• Elizabeth Bartasius

Why We Don't Write

As writers we know why we write, but sometimes we don’t write. Those times of nonscribbling can also be valuable.

Some of many reasons we might not be writing that require compassion and patience:

  • We are writing in our mind (Wasn’t it Stephen King who said about 3/4 of writing happens in our head?)

  • We are cleaning mold off kitchen cabinets and otherwise getting our house in order (after a hurricane or life’s hurricanes) so we are clear again to write.

  • We are working on free lance paid project for clients and in order to do our best work, we need to be focused for the period of the project.

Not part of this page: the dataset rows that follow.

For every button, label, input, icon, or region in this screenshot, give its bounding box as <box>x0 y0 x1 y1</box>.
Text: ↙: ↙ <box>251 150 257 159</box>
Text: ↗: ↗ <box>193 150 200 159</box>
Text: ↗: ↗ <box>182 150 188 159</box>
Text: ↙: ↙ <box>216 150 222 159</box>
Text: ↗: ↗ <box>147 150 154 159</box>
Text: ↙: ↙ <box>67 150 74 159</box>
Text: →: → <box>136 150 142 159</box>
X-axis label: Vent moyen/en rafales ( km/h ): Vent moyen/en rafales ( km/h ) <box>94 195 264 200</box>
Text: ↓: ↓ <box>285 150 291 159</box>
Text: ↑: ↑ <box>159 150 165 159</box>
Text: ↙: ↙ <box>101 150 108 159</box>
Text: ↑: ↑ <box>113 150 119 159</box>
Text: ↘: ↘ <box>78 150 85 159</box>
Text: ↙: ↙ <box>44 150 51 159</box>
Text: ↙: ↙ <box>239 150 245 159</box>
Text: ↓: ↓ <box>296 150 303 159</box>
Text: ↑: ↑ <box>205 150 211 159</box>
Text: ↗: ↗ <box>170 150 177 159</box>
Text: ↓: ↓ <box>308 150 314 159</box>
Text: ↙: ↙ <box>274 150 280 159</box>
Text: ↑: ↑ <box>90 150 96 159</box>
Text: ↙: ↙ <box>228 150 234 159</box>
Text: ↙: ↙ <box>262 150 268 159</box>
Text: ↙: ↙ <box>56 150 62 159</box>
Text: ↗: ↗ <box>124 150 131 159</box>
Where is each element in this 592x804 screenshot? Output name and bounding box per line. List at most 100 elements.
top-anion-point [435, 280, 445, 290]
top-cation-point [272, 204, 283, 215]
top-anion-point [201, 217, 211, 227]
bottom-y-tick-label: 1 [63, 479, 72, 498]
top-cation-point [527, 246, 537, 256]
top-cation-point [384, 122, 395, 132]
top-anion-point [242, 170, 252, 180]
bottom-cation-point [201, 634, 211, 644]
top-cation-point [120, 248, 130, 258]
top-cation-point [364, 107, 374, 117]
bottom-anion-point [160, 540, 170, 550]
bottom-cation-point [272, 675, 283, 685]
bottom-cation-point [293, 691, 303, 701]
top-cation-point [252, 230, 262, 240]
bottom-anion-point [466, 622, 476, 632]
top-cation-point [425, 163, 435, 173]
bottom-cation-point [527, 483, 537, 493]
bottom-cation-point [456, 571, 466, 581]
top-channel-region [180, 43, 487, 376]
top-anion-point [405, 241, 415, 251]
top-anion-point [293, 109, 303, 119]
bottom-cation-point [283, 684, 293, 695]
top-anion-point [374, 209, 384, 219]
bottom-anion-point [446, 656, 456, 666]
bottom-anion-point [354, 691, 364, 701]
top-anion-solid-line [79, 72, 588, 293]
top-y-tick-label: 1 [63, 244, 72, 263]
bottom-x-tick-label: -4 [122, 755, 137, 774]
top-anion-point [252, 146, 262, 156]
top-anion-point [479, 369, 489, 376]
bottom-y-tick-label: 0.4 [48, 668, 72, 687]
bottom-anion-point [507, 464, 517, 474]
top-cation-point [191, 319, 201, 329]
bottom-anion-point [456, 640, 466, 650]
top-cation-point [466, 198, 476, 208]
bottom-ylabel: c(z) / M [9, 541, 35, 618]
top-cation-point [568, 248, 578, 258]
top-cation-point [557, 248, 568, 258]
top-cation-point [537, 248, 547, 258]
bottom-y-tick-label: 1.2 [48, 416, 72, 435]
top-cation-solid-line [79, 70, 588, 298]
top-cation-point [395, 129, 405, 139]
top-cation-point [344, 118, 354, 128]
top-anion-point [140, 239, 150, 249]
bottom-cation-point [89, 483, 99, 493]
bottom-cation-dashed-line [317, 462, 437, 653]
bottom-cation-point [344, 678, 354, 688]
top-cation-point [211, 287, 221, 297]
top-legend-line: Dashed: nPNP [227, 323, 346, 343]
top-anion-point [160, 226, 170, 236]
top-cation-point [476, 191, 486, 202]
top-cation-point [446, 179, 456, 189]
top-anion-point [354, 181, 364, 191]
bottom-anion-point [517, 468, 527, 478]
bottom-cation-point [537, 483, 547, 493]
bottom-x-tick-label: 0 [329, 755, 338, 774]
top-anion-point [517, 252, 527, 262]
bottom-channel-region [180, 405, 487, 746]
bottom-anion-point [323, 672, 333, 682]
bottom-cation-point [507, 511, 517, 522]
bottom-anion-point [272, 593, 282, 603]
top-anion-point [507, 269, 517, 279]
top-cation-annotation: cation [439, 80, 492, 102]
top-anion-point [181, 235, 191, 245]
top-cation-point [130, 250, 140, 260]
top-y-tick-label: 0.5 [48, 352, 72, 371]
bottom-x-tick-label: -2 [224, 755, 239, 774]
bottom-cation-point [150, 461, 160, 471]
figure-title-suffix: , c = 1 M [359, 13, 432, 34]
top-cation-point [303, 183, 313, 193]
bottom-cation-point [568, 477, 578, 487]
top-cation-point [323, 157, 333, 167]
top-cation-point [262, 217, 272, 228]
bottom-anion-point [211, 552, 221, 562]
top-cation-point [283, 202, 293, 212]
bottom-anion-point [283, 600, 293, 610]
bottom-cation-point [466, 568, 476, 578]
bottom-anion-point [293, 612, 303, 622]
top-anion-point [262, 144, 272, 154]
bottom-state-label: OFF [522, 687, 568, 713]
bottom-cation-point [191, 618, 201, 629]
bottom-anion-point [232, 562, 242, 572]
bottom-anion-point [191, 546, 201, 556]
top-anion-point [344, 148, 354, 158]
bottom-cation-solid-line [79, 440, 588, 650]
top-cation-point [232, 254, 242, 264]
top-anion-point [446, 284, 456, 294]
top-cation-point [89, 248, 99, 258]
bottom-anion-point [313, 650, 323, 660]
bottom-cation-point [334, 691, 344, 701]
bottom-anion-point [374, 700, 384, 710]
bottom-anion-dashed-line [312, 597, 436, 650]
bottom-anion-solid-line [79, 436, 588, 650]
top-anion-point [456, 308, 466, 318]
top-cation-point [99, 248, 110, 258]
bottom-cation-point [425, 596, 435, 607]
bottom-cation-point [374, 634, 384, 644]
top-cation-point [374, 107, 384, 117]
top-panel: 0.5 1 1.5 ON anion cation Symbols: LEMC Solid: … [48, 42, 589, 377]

  • We are in the middle of a huge dramatic event and we need to stay present to the unfolding. Later, looking in the rear view mirror with perspective, we can write to our heart’s delight.

  • A death in the family.

Reasons we don’t write that require vigilance or at least, some modicum of suspicion:

  • If any of the above reasons we do write take too long.

  • We don’t feel like it.

  • We are overwhelmed.

  • We are are distracted by work, kids, social events, workshops, excuses.

  • We are stalling.

  • We don’t think we are any good.

  • We were heavily criticized.

There are lots of reasons we don’t write and not writing is part of writing. So long as we get back to the writing, all is well. If any of those reasons take too long, then we need to put our finger to our chin and consider we just got bush whacked by resistance.

Which is what happened to me this last many months. This unfolding led to what I am delightfully calling my “mid-life crisis.” Yes, it involved a shiny a new car. It also led to the most profound breakthrough I’ve had since 2005 (and I’ve had a lot of big transformation in between!) I might write about this, I might not.

In the meantime, I just want to say, Thanks! Thanks for your patience and compassion while I didn’t write. And, thanks for continuing to read and engage, not just with me, but your own gorgeous life.